Kamanda a promis une UNPC plus forte et plus respectée, mais seule une mise en œuvre concrète de ses réformes permettra à la presse congolaise de jouer pleinement son rôle de quatrième pouvoir dans un environnement démocratique encore fragile. Ses premiers pas à la tête de l'UNPC seront cruciaux pour déterminer si ce vent de changement pourra véritablement transformer la profession de journaliste en République Démocratique du Congo.

Glossaire

  1. UNPC (Union nationale de la presse du Congo) : Organisation professionnelle regroupant les journalistes en République Démocratique du Congo, visant à défendre leurs droits et à promouvoir la liberté de la presse.
  2. Précarité économique : Situation dans laquelle les journalistes en RDC se trouvent en raison de salaires très bas, d'absence de sécurité sociale, et de manque de stabilité dans leurs emplois.
  3. Liberté de la presse : Principe selon lequel les journalistes doivent pouvoir exercer leur métier sans censure ni pression extérieure, notamment de la part des autorités politiques ou économiques.
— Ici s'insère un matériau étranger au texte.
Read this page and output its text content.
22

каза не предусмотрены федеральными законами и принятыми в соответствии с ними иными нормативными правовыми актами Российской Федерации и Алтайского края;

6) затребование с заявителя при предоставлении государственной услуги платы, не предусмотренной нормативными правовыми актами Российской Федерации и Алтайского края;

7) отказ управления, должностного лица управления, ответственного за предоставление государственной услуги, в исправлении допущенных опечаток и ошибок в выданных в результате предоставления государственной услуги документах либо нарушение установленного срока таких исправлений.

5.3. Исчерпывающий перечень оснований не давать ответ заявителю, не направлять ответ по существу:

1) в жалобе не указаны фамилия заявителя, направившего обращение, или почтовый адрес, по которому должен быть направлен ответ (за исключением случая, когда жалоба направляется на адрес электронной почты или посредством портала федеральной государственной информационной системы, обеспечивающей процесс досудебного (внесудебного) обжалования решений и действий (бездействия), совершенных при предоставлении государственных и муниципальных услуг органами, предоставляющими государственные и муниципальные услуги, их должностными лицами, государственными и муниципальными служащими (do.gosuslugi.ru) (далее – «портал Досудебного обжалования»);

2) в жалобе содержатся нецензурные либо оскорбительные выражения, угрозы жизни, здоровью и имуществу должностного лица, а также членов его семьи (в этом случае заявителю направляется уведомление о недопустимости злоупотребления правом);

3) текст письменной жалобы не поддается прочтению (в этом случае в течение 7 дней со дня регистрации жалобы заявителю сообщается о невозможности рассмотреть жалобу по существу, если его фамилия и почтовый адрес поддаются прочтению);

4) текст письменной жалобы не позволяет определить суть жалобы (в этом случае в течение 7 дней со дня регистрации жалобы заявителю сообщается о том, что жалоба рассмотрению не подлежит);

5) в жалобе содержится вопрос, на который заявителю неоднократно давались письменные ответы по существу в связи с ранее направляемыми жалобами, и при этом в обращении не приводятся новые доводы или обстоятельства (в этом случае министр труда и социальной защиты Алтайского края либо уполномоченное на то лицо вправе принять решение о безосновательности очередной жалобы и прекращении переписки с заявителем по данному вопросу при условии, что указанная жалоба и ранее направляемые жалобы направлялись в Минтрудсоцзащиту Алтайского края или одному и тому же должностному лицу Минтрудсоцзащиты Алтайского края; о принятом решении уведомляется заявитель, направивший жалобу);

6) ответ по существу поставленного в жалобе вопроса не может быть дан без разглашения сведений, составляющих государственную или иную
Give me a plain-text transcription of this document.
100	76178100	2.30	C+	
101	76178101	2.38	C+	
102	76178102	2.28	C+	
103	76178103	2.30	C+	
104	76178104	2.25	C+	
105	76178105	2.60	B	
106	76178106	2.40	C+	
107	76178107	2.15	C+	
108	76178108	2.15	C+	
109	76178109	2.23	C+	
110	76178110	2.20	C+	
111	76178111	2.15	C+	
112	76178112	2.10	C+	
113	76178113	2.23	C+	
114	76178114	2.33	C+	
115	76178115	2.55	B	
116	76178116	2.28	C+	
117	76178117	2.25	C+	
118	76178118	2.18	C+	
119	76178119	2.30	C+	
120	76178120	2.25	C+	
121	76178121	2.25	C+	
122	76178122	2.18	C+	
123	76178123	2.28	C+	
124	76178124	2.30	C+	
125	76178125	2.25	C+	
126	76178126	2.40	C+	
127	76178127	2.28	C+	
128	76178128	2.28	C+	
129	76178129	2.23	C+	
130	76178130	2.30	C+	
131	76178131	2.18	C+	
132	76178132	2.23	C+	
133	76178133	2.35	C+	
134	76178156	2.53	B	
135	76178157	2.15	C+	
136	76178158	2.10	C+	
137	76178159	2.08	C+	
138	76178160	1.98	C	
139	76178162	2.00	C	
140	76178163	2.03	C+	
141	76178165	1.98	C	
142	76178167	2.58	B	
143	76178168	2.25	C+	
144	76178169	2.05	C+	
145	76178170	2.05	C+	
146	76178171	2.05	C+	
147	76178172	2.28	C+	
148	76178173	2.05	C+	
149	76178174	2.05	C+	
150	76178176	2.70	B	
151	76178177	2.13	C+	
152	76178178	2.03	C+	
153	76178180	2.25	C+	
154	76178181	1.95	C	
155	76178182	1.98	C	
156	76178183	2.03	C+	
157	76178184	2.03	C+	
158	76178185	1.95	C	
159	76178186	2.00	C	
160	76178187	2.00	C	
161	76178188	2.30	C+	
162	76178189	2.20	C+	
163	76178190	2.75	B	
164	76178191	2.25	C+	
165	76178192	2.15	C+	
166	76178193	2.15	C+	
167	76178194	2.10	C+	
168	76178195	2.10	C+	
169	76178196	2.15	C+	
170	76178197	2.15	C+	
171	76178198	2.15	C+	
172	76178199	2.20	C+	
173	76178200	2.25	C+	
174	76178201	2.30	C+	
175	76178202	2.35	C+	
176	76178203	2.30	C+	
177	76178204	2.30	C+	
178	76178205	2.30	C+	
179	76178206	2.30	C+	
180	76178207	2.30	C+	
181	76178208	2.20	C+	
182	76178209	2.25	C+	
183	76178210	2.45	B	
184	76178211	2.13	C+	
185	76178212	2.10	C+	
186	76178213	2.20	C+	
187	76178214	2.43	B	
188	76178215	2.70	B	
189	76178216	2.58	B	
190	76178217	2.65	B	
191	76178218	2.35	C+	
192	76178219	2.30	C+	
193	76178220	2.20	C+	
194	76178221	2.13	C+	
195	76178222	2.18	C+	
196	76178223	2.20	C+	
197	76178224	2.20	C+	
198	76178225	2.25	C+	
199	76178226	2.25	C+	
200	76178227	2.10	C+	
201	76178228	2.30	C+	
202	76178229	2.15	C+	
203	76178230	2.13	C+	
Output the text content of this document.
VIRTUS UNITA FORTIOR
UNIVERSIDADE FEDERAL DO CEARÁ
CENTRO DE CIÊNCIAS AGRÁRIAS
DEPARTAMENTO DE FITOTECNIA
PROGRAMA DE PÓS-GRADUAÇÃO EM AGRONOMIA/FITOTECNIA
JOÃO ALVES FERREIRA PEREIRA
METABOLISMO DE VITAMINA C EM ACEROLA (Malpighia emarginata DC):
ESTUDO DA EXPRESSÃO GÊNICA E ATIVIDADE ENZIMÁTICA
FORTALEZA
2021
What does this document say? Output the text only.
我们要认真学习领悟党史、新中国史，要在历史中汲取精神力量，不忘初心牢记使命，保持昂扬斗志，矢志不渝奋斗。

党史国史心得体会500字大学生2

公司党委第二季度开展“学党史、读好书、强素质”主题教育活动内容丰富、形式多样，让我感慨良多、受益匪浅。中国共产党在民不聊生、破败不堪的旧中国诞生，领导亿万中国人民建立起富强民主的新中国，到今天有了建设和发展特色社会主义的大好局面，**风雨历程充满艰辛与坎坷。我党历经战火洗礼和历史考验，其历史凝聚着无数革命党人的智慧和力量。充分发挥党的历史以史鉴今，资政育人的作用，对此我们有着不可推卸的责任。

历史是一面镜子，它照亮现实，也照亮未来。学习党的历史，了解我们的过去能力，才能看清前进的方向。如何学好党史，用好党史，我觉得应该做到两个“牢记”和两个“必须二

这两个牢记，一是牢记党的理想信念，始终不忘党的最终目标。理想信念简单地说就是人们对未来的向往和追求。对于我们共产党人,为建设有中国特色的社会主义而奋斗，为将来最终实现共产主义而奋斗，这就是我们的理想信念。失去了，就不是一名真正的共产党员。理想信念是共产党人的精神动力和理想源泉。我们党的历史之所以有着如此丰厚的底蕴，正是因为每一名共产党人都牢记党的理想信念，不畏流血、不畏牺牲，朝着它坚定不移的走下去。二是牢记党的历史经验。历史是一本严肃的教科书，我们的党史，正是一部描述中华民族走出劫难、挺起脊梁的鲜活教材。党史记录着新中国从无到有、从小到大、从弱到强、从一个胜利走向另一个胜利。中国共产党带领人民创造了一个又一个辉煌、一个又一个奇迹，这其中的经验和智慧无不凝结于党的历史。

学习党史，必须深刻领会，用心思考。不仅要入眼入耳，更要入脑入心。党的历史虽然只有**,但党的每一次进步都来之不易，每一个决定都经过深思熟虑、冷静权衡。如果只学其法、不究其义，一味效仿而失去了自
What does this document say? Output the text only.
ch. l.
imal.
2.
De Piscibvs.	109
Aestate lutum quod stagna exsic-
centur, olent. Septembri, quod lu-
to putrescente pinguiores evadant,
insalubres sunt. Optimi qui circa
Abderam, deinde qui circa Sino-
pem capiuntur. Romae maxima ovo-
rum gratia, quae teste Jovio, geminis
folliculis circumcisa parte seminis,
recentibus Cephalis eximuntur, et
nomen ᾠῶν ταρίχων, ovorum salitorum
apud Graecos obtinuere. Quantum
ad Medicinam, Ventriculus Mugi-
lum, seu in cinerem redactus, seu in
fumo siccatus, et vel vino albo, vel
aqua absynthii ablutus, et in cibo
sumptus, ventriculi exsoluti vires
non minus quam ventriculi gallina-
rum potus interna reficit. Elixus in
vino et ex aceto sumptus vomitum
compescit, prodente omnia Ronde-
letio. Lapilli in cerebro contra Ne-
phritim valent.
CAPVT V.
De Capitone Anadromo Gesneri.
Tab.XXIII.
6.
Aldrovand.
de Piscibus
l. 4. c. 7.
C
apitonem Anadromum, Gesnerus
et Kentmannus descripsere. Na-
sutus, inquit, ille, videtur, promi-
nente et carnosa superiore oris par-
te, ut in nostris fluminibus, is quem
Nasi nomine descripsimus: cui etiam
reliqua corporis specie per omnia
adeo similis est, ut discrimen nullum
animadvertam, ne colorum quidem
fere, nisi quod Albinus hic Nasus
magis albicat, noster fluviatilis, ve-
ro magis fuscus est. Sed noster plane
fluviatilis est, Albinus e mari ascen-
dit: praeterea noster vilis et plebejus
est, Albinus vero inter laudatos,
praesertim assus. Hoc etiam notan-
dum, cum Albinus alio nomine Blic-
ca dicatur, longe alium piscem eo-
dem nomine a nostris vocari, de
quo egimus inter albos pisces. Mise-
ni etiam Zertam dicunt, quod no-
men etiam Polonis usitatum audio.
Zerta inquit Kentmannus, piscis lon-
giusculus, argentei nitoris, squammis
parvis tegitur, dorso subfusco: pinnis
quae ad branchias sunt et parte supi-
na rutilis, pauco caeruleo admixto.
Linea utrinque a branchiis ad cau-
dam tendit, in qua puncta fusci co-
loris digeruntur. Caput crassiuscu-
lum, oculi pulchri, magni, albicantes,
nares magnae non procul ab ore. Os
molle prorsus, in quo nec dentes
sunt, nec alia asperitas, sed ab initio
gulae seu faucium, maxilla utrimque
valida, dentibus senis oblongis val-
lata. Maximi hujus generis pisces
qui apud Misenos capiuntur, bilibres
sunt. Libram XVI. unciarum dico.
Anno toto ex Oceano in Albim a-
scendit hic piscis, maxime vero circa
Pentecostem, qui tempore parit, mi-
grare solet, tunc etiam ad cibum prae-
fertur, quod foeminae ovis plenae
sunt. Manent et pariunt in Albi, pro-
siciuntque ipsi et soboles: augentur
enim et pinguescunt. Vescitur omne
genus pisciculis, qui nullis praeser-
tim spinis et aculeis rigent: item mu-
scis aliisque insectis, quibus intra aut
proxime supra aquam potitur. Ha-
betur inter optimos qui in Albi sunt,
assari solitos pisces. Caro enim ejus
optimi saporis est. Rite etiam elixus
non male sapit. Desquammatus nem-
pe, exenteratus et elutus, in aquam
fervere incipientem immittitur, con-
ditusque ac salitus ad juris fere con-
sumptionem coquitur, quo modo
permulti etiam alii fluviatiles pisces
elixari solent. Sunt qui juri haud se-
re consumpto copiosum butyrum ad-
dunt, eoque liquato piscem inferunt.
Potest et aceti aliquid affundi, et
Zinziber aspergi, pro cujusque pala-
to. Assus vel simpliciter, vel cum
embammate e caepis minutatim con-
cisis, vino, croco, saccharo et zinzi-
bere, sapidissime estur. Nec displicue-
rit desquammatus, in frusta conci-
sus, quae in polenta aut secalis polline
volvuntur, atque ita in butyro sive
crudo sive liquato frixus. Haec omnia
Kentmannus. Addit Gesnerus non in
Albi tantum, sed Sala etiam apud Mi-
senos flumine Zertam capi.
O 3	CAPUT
  4. RSF (Reporters Sans Frontières) : Organisation internationale de défense de la liberté de la presse, qui publie chaque année un classement mondial de la liberté de la presse par pays.
  5. Pressions politiques : Les interférences ou menaces venant des autorités publiques ou des acteurs politiques, cherchant à influencer ou à contrôler les médias.
  6. Formation continue : Processus par lequel les journalistes suivent des formations tout au long de leur carrière pour améliorer leurs compétences et s'adapter aux évolutions de la profession.
  7. Sécurité des journalistes : Ensemble des mesures visant à protéger les journalistes contre les violences, les arrestations arbitraires, et les intimidations dans l’exercice de leurs fonctions.
  8. Statut particulier : Proposition de Kamanda Wa Kamanda visant à faire reconnaître légalement les journalistes en RDC comme une profession protégée, avec des droits spécifiques liés à leur travail.
  9. Carte de presse : Document officiel qui atteste du statut de journaliste professionnel, servant à protéger le détenteur dans l’exercice de son métier et à garantir le respect des règles de la profession.
  10. Standards internationaux : Normes professionnelles reconnues globalement dans le domaine du journalisme, concernant l'éthique, la qualité de l'information, et les droits des journalistes.